Now, in the series finale (“All Good Things…”), one possible future showed an aging Beverly Picard commanding her starship to go to “Warp Thirteen”. However, this was many years after the main timeline of the show – perhaps Star Fleet got sick of splitting hairs between warp 9.9 and warp 9.95 and decided to recalibrate the warp speed scale – and they made it clear at the end of the episode that this future need not even happen at all.
We now return you to your regularly-scheduled program on special relativity, already in progress.
I’d say that the QM version is the more precise (electric/magnetic forces arise from interactions of virtual photons). The Maxwell version (photons arise from a chain reaction of chaging electric and magnetic fields) is an effective and useful classical approximation, but does not represent physical reality as much as the QM version.
In the late 17th Century astronomers noticed that the eclipses of Io, one of Jupiter’s large moons, were coming as late as 16 2/3 minutes after they should have.
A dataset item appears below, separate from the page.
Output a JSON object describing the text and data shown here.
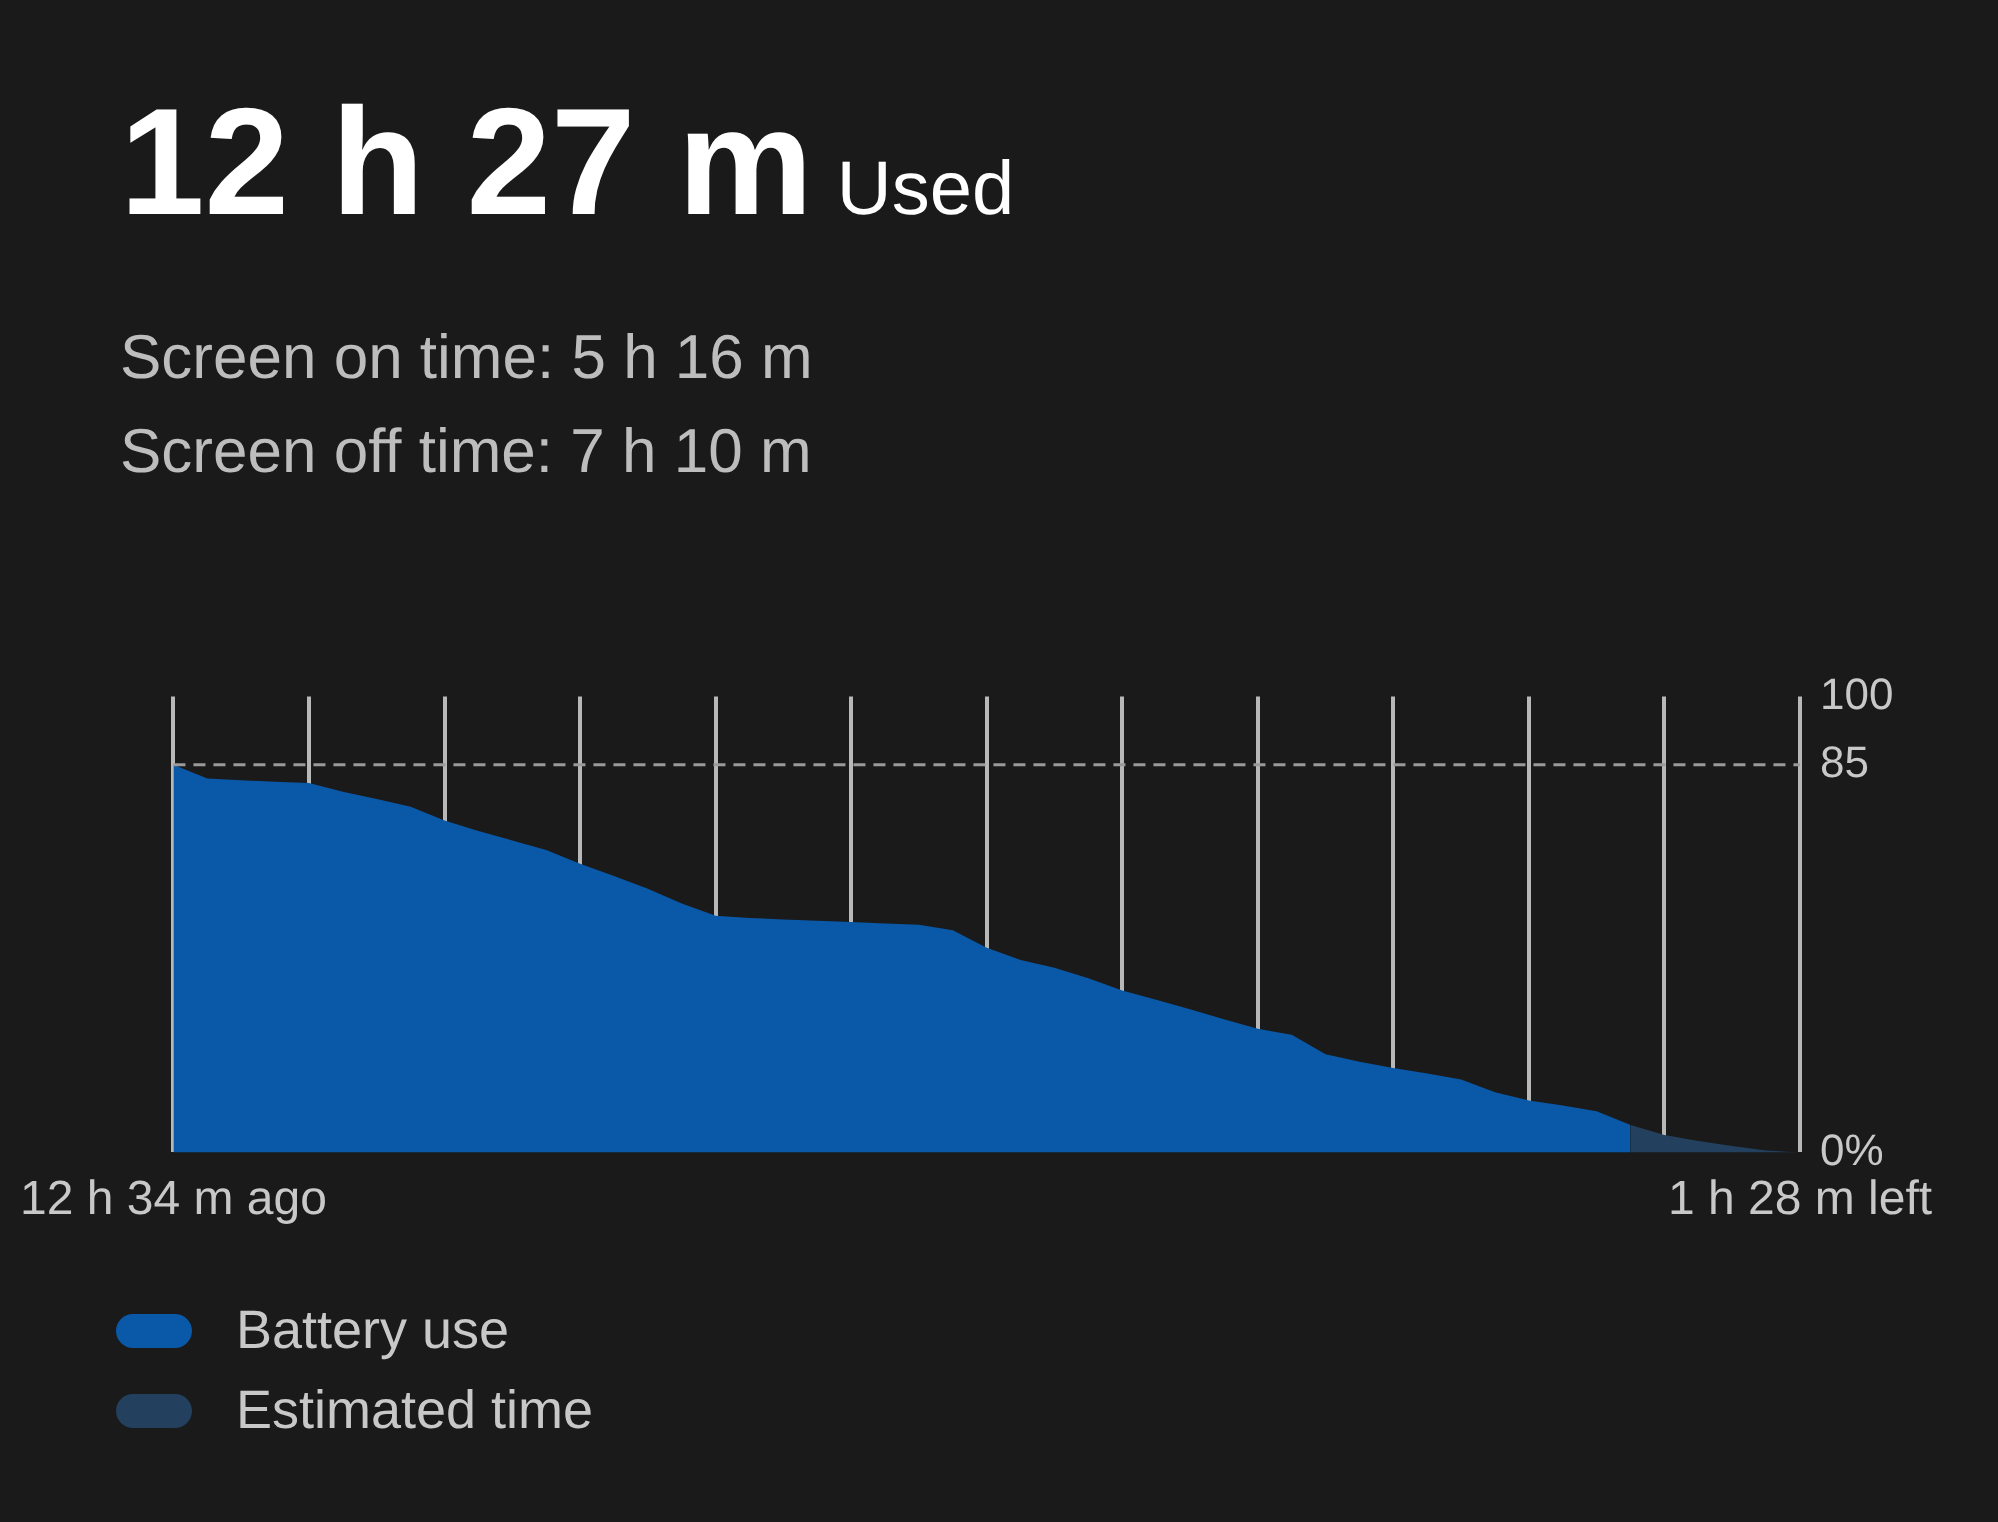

Someone finally realized that this was caused by the time it took for Io’s reflected light to reach Earth, and that the farther away Earth got from Jupiter, the longer it would take for the light to reach us. The distance from Earth to the Sun had recently been calculated as 93 million miles, so the Earth’s orbit is 186 million miles across. Since the “error” in the eclipses of Io were coming was 16 2/3 minutes, the astronomers concluded that it took light 16 2/3 minutes to travel the distance of 186 million miles, or 186,000 miles per second.